In view of the foregoing, having reviewed the submissions 6, IT IS ORDERED that motion no. M-76682 be granted and claim no. 109594 be dismissed.
New York, New York
September 14, 2010
Judge of the Court of Claims

1. Although defendant’s notice of motion refers to CPLR 3211, both parties treat this as a motion for summary judgment pursuant to CPLR 3212.
2.While “7” and “p.m.” can be discerned in this handwritten time notation, the minute portion is unclear.
3.Neither party submitted the deposition transcript of Parole Officer Abanda, although claimants do not dispute defendant’s assertion that his deposition testimony is “in accord” with the chronological notes (see the fourth unnumbered page of defendant’s affirmation in support of its motion). Nor did either party submit the deposition transcript of Abanda’s supervisor S.P.O. Ross.
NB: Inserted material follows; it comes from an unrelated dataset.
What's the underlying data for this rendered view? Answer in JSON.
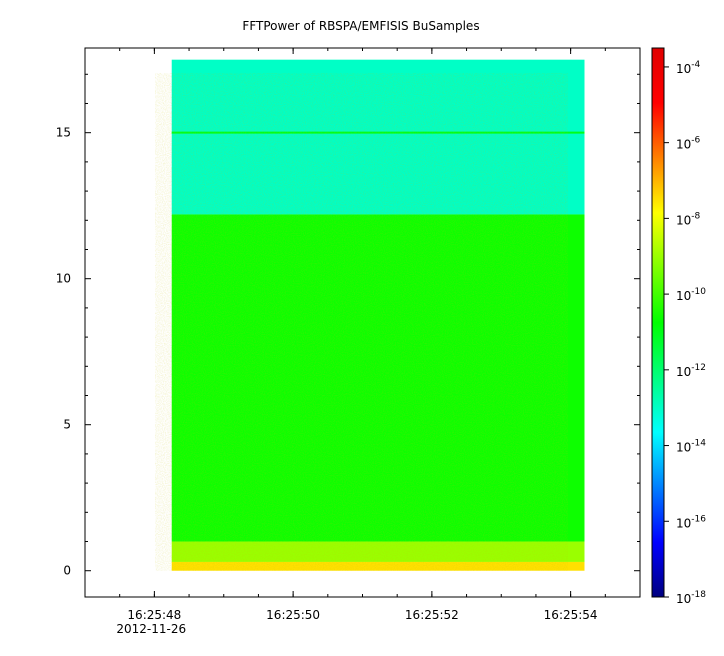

4.In Cuffy, the Court of Appeals stated that “a municipality’s provision of police protection to its citizenry has long been regarded as a resource-allocating function that is better left to the discretion of the policy makers…” 69 NY2d at 260.
5.In Valdez, where plaintiff was shot by her former boyfriend 24 hours after a police officer had told her he would be arrested, the First Department stated that:
“[w]e reject the notion that [McLean] and… [Dinardo] constrain our decision in this case. We recognize that in McLean, the Court held that a special duty exception to governmental immunity applies only to ministerial actions, and not discretionary ones… However, we find the resolution lies in accepting that the Court did not intend to eliminate the special duty exception, but rather specifically recognized that its precedent established a subset of police action or nonaction that can provide a basis for liability. Indeed, the focus by the McLean Court on the decision in Cuffy (69 NY2d 255 [1987]) appears to reinforce the well established rule that a governmental agency’s liability for negligent performance depends in the first instance on whether a special relationship existed with the injured person.”
74 AD3d at 77-78.
6.The following were reviewed: defendant’s notice of motion with affirmation in support and exhibits A through I; claimants’ affirmation in opposition; and “Defendant’s Reply” with exhibit H-1. In addition, oral argument on the motion was heard.